Ordering optimization order BY to achieve global ordering, a reduce implementation, inefficient sort by implementation is partially ordered, the result of a single reduce output is orderly, high efficiency, usually used with the distribute by keyword (Distribute by keyword You can assign a map to the reduce side of the distribution key) CLUSTER by col1 equivalent to distribute by col1 SORT by col1
Six, each partition in the use of partition hive corresponds to a directory on HDFs, the partition column is not an actual field in the table, but one or more pseudo-columns, in the table's data file does not actually save the partition column information and data. The partition keyword is preceded by the primary partition (only one), followed by the secondary partition static partition: Static partitioning needs to specify a case in the SQL statement when loading data and usage: (stat_date= ' 20120625 ', province= ' Hunan ') Dynamic partitioning: Use dynamic partitioning to set the Hive.exec.dynamic.partition parameter value to True, the default value is False, by default, Hive assumes that the primary partition is statically partitioned, the secondary partition uses dynamic partitioning, and if you want to make
With dynamic partitioning, set Hive.exec.dynamic.partition.mode=nostrick is required and the default is Strick case: (stat_date= ' 20120625 ', province)
Vii. distinctdistinct distinctdistinct distinctdistinct use hive to support multiple distinct operations on the same column at group by. Distinct operations on multiple columns in the same statement are not supported.
Viii. HQLHQLHQL using custom custom using custom mapredmapredmapred mapredmapred scripting considerations: When using a custom mapred script, the keyword map, REDUCE, is used to define Is the statement select TRANSFORM (...) Syntax conversion does not mean that a new map process is forced when using the Map keyword, and a red process is generated when using the Reduce keyword. The custom mapred script can be a more complex function of the HQL statement, but performance is a bit worse than the HQL statement and should be avoided as much as possible, using the UDTF function to replace the custom mapred script
UDTFUDTFUDTFUDTF UDTF Converts a single input row into multiple output lines, and when using UDTF, the SELECT statement cannot contain additional columns, UDTF does not support nesting, and does not support the group by, sort by, and so on. If you want to avoid these limitations, you need to use the lateral view syntax, case: Select A.timestamp, Get_json_object (a.appevents, ' $.eventid '), Get_json_object ( A.appenvets, ' $.eventname ') from log A; Select A.timestamp, b.* from log a lateral view json_tuple (a.appevent, ' EventID ', ' eventname ') b as F1, F2; Where Get_json_object is the UDF function, Json_tuple is the UDTF function. The UDTF function can greatly improve the performance of HQL statements in some scenarios, such as applications that need to parse JSON or XML data multiple times.

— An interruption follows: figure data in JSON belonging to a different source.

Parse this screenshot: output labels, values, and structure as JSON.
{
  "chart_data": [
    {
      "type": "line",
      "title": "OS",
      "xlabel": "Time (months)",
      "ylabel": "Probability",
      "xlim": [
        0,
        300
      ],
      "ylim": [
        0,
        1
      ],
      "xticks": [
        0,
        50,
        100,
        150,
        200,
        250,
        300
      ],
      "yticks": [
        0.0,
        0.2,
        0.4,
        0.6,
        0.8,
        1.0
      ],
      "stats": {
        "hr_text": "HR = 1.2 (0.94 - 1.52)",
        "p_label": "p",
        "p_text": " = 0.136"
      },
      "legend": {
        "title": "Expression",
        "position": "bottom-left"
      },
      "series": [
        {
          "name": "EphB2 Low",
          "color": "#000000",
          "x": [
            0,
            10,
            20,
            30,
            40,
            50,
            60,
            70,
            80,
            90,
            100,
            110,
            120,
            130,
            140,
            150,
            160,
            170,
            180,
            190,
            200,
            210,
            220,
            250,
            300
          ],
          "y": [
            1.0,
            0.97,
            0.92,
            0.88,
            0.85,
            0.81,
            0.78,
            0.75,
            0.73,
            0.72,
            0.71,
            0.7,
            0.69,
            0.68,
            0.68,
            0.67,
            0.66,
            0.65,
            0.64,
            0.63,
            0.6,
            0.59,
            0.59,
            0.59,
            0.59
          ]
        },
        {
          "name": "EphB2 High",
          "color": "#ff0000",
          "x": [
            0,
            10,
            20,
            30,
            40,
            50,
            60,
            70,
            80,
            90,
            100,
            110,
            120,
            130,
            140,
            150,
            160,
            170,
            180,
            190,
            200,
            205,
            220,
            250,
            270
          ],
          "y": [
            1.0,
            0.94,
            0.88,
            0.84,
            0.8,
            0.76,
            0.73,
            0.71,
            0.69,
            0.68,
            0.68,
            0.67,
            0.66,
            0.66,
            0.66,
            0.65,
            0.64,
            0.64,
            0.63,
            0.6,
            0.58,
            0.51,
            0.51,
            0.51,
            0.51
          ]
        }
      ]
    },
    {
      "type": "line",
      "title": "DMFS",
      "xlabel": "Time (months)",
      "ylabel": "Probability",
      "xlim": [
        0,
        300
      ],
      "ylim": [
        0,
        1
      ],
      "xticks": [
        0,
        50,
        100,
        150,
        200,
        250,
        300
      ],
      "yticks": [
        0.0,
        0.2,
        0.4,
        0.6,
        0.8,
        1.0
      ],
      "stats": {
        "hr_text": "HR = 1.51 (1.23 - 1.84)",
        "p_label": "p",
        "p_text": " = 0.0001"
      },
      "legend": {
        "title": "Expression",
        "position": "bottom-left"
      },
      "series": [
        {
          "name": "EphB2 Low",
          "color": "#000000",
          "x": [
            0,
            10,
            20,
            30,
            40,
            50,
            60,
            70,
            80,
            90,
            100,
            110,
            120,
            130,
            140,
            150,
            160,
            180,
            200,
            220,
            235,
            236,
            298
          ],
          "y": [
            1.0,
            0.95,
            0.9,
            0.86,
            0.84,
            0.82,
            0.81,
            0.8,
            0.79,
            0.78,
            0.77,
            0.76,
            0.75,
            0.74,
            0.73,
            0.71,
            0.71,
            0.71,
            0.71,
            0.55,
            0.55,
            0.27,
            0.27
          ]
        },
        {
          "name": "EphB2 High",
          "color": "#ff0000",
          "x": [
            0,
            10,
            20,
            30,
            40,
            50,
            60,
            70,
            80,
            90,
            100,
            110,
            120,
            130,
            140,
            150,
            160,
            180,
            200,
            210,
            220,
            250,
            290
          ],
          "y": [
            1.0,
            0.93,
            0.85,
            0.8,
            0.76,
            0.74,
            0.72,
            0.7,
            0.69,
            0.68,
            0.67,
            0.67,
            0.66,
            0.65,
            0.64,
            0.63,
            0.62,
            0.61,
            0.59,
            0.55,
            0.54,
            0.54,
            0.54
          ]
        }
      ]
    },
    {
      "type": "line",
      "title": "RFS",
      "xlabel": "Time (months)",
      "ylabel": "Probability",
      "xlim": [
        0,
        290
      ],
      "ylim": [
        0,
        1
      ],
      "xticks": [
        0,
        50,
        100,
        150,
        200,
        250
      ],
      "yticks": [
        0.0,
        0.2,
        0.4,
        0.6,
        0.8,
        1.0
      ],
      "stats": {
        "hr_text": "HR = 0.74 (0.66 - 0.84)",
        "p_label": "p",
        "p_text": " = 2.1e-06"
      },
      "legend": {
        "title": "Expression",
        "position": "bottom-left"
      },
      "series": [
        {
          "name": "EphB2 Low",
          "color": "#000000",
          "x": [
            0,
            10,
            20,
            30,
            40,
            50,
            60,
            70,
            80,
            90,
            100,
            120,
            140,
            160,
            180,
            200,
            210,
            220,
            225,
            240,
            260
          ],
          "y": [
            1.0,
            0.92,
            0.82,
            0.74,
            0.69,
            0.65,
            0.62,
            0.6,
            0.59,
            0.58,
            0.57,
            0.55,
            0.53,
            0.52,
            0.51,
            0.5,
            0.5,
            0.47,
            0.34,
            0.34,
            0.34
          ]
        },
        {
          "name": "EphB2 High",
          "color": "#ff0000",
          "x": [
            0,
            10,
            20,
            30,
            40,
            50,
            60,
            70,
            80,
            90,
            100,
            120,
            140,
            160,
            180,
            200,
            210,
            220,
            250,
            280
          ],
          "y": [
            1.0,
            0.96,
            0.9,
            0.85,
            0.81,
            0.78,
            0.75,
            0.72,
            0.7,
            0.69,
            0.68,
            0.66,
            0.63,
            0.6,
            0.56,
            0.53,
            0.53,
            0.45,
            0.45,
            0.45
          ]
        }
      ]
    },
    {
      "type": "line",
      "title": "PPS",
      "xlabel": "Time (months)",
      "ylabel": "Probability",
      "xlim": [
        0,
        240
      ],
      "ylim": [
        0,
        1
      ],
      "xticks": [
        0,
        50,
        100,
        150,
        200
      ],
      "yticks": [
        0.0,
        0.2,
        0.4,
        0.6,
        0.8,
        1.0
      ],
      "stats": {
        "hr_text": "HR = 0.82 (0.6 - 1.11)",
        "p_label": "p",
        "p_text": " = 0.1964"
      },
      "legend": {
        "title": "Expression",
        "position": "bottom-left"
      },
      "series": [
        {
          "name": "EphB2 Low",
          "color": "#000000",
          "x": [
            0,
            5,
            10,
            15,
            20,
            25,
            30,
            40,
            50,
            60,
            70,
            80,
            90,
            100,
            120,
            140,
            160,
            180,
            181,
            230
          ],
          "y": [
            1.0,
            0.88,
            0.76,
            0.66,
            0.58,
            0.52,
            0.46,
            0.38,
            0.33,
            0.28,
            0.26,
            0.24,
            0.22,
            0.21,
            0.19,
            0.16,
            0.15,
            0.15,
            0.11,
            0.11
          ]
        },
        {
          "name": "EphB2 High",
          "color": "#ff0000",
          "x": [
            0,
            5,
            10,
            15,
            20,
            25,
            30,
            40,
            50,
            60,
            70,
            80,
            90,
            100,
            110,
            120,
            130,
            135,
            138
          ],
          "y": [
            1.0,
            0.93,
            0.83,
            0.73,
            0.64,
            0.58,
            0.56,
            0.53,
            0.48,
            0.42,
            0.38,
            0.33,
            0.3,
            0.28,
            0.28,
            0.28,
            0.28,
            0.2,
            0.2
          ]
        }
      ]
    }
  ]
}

Hive ive optimization (important)

Contact Us

The content source of this page is from Internet, which doesn't represent Alibaba Cloud's opinion; products and services mentioned on that page don't have any relationship with Alibaba Cloud. If the content of the page makes you feel confusing, please write us an email, we will handle the problem within 5 days after receiving your email.

If you find any instances of plagiarism from the community, please send an email to: info-contact@alibabacloud.com and provide relevant evidence. A staff member will contact you within 5 working days.

A Free Trial That Lets You Build Big!

Start building with 50+ products and up to 12 months usage for Elastic Compute Service

  • Sales Support

    1 on 1 presale consultation

  • After-Sales Support

    24/7 Technical Support 6 Free Tickets per Quarter Faster Response

  • Alibaba Cloud offers highly flexible support services tailored to meet your exact needs.